A parasitic RPC service that broke core dumps

A parasitic RPC service that broke core dumps

I already told a story about how you can hose your machine by pointing the Linux kernel at a custom core dump handler and then have that handler fail to function. This'll clog up the pipe (really), and then everything else will just stack up behind it. Pretty soon, every crashing process will be stuck just the same.

What I left out of that story is how it got to that point one time.

Once upon a time, in a big company environment, someone decided that they wanted to provide a service to other things running on the same Linux box. But, instead of either writing Yet Another Service (tm) that would go through release processes and all of that good stuff, they went for a different design entirely.

Yes, this service lived in *client* programs. Every time a program built using the usual corp RPC transport stuff started up, it would try to bind to a certain TCP port.
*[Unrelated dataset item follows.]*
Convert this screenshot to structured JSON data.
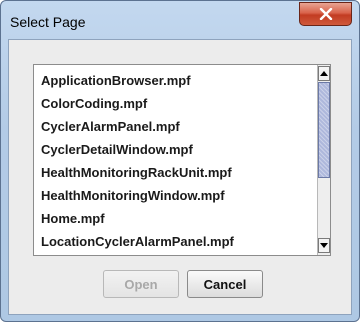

If it succeeded, it said "well, I guess I'm the winner" and proceeded to start up this service on that port. Otherwise, the idea was that it would just then connect to that port and talk to whoever got there first.

There are so many problems with this. You have the issue of a "server" that appears out of thin air depending on who or what starts first on the machine. It takes up CPU time and memory that gets "charged" back to the process that "won", instead of being its own thing that tracks back to whoever wrote this thing in the first place.

Imagine if the first car that got the freeway every morning after a certain time had to follow everyone to their offices and make coffee for them. That's the kind of random, completely nonsensical and difficult to troubleshoot thing I'm talking about.

Better still, apparently this thing they did was buggy. As the story goes, it started threads to do this stuff, and it managed to have some circular references such that it would never get a refcount of 0, and so it would never actually go away. Better still, the thing which attempted to grab the port had an infinite timeout, so it would just try forever. It never actually failed, so it never gave up and shut down.

This meant every program built after a certain commit in the tree had this misfeature in it, and could not shut down cleanly by itself. You'd have to shoot it in the head with a strong enough signal to make it go away.

Now, given that basically everything eventually used this library, imagine what happened when the core dump helper thing got a hold of it. It too got stuck, and then failed to shut down. This meant the kernel never managed to finish its core dump sequence when something on the box crashed. That then backed up everything behind it.

Basically, this bug had been breaking other programs up to that point, but when it reached the core dump helper program, that's when it turned really bad. It took that kind of visibility to bring enough people to bear on the problem and finally shut it down for good.

My own heuristic for picking up on this kind of thing is that every thread but one is in exit(), and the last one is in some pipe_* function pretty deep inside the kernel... and probably a few stack frames past do_coredump or similar.

If it happens to you, hopefully you'll remember this.